Nos estados do Rio de Janeiro e Minas Gerais, os candidatos apoiados por Jair Bolsonaro obtiveram 59% e 56% dos votos para governador, respectivamente – o que significa que já foram eleitos, pois o sistema eleitoral brasileiro só exige um segundo turno quando os candidatos a cargos executivos recebem menos de 50% dos votos.
No segundo turno das eleições presidenciais, Jair Bolsonaro conta com o apoio de seus candidatos a governador triunfantes nesses três estados, os mais populosos e ricos do país. Nos estados de São Paulo e Rio de Janeiro, Jair Bolsonaro de fato emergiu do primeiro turno com mais votos que Lula.
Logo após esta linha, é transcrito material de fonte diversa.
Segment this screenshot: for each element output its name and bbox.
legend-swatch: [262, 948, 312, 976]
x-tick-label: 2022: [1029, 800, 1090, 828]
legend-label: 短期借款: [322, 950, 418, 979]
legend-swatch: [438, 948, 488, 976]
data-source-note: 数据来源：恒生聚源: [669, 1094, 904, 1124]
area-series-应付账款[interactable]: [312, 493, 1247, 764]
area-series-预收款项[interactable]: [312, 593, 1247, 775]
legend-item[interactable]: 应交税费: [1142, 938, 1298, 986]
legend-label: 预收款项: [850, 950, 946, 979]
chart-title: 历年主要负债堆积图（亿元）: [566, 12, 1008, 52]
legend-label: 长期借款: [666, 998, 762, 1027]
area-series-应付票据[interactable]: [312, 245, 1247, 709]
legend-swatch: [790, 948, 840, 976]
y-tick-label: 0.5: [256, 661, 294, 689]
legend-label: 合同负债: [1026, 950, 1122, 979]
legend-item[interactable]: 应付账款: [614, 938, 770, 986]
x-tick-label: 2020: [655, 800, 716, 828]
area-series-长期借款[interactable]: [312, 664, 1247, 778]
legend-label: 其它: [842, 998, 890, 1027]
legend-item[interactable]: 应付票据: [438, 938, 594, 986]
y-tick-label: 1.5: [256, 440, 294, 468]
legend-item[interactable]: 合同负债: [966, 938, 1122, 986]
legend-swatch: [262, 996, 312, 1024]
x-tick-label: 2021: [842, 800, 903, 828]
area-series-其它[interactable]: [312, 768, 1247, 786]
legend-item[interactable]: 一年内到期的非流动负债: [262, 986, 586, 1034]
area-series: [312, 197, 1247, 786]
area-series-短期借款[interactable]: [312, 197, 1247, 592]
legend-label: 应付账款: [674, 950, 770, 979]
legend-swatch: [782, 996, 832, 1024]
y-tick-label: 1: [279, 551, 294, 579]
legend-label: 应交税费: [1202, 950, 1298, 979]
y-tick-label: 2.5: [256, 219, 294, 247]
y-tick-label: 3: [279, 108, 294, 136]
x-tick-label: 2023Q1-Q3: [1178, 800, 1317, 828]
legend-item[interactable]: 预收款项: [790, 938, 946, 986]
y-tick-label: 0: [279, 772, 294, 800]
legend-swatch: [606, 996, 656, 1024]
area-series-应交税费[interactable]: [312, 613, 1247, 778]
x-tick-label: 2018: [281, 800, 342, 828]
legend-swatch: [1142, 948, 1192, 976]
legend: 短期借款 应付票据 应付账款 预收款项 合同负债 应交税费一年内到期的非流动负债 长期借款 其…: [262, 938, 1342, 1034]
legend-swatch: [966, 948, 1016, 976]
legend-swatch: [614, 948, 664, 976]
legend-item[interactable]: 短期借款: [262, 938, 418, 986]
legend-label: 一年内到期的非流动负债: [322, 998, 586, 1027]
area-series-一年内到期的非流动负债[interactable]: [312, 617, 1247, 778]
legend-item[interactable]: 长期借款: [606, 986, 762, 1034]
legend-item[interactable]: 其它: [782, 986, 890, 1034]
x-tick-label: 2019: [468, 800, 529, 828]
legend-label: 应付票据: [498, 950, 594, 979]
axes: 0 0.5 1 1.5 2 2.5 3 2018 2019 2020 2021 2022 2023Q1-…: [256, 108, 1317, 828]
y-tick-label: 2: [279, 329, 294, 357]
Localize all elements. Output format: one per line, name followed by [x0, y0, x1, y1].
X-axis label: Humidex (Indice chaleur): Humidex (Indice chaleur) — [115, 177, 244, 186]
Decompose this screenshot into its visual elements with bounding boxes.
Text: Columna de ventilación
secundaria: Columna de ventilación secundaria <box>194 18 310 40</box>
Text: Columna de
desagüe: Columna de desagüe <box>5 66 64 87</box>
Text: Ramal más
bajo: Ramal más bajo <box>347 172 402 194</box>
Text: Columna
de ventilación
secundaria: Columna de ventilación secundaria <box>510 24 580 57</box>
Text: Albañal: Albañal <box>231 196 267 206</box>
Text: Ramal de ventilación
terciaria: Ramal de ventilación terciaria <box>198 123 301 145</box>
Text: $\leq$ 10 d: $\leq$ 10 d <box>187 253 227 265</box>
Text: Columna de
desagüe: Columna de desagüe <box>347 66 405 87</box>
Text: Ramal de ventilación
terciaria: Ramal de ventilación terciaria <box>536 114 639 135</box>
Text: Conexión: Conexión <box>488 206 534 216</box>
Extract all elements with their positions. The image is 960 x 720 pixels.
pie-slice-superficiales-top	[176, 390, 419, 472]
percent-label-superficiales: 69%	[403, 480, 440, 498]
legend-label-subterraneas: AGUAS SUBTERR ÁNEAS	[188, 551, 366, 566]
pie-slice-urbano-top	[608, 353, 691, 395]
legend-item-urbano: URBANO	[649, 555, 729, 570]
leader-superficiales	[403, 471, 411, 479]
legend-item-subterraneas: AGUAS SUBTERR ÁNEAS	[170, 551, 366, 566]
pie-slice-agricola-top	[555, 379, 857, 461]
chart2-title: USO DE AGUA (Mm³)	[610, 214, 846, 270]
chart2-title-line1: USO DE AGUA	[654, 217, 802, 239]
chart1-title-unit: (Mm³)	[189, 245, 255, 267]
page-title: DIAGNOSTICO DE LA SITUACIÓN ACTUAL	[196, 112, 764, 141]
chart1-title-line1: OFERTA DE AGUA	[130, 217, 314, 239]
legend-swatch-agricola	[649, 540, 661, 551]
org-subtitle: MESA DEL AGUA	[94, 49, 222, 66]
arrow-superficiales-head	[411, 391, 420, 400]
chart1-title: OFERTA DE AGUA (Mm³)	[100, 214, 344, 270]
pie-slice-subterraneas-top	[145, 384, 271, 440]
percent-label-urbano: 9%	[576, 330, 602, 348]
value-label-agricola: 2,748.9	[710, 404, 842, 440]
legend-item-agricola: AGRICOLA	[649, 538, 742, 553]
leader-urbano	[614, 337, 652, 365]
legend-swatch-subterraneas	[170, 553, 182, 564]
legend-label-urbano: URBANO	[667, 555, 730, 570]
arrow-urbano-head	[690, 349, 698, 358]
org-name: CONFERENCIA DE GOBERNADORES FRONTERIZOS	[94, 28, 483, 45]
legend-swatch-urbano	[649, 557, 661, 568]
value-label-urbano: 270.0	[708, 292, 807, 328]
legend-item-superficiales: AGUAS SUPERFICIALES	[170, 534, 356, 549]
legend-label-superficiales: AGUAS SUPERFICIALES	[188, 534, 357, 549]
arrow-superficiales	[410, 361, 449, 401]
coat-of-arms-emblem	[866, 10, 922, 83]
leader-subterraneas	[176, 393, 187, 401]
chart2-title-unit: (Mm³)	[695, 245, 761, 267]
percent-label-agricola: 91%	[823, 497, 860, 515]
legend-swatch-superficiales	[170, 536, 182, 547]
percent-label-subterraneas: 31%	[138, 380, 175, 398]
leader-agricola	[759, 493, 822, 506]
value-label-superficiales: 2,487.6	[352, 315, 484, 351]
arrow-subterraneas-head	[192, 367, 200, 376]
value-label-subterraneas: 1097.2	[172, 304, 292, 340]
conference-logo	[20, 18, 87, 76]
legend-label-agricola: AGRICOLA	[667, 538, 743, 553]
Lula, por sua vez, reuniu o apoio dos candidatos à presidência que ficaram em terceiro e quarto lugar: Simone Tebet, do Movimento Democrático Brasileiro (MDB), e Ciro Gomes, do Partido Democrático Trabalhista (PDT).
O mapa eleitoral do Brasil mostra que Jair Bolsonaro obteve mais votos que Lula nos estados mais ricos do Sul, Sudeste e Centro-Oeste do país. Por outro lado, Lula obteve vantagem no Nordeste e no Norte do Brasil. Em Salvador, por exemplo, Lula obteve 67% dos votos e Jair Bolsonaro apenas 24%. Essa distribuição geográfica de votos entre, por assim dizer, a esquerda e a direita não é, por si só, algo novo no Brasil – ela tem sido consistente desde o início do século 21.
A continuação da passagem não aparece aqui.